In the jokey boast-a-thon of an intro, "After the Rain," Kweli tells us he's going to get some "rims with rims on them." Opening track "Gutter Rainbows" and side two opener "Ain't Waiting" feature dramatic, multi-segmented "blaxploitation funk"-beats that wouldn't have felt terribly out of place on Supreme Clientele or any number of east coast rap albums from the same period; for the former, producer M-Phazes implements a bar-length chorus motive, based around swirling strings, and highly reminiscent of a "hero's theme," to punctuate Kweli's fairly weak punch lines. In keeping with the soul music fixation–significant of a '90s-hip-hop purist's resistance to the pernicious influence of electronica–are "So Low," which features moody, filtered electric pianos and a crushed bit vocal hook and for which producer Shuko makes effective use of warm, densely layered choral samples, Marco Polo's not entirely dissimilar "Palookas" and E. Jones' "Friends & Family," which features one of the album's most touching "remember when" rants. Unfortunately, many of his collaborators for Gutter Rainbows have made the imprudent decision to render Kweli's vocals somewhat low in the mix and, as they were already trebly and nasally to begin with, the result is a reedy, unpleasant whine which threatens to grate on the ear at any moment–this being one of the more popular critiques of Kweli's emceeing.
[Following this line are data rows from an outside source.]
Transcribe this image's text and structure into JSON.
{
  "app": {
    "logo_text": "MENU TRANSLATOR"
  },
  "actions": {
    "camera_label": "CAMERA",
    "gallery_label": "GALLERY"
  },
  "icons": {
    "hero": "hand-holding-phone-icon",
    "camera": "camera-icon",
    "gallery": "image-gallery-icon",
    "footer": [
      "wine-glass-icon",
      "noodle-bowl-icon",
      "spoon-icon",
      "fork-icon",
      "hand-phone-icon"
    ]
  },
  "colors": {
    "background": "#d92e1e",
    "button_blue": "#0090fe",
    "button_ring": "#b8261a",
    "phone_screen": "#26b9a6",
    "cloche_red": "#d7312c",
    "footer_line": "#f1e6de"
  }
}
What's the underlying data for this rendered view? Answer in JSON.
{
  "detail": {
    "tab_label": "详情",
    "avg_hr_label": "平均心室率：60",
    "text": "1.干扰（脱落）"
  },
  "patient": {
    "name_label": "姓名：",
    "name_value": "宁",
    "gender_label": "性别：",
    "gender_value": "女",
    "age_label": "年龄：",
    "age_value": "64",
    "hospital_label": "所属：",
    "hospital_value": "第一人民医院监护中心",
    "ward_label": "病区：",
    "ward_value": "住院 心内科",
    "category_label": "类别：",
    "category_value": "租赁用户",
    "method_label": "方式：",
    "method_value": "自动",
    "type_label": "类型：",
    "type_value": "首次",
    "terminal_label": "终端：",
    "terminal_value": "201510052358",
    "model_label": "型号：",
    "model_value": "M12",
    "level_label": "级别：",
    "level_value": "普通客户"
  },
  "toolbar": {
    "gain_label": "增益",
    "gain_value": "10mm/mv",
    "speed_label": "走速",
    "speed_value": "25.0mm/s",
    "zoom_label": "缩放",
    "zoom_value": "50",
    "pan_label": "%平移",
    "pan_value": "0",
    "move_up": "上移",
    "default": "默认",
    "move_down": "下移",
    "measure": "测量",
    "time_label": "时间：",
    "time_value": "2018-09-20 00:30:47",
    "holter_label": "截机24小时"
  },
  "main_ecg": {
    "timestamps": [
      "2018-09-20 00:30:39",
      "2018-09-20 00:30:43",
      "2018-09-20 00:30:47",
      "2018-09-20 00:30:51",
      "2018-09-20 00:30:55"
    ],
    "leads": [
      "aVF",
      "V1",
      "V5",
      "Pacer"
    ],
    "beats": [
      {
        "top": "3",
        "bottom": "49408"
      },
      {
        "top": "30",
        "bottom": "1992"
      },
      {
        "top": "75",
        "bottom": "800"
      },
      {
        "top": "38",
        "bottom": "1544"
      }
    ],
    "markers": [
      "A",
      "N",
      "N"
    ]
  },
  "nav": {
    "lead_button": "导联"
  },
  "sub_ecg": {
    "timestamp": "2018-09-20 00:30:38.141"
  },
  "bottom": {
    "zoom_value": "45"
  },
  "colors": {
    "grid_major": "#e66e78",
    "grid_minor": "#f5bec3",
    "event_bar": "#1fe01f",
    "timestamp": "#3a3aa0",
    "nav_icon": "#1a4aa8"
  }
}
S1's "Mr. International" features a timely Pulp Fiction reference and the, I guess, unfacetious boast "don't be mad 'cos I'm writing this rhyme on my iPad." Despite Kweli's generalized silliness and inability to inspire true consumer envy, the track is a jaunty bit of fluff further honeyed by someone called Nigel Hall's sweet falsetto vocals. And in keeping with the pre-Quality tone of the album, Ed Lover makes an appearance on "I'm On One," which in turn, presupposes quality in a slightly different way. "Wait for You" features a preemptive attack on carping critics, suggesting he might have been aware that it was one of the album's weaker tracks, featuring a dinky, utterly grooveless drum beat and shambling attempts at formulating a vocal melody. Side two turns out to be the weaker: nadirs include the amelodic, directionless "How You Love Me," the slight, forgettable "Tater Tot" and "Uh Oh," but it also contains the album's high water mark: the brief but varied and exciting "Cold Rain," a Ski Beatz production featuring an indelible chorus approximating something like a "structure." Another strong track closes the set, the jazzy Maurice Brown production, "Self Savior."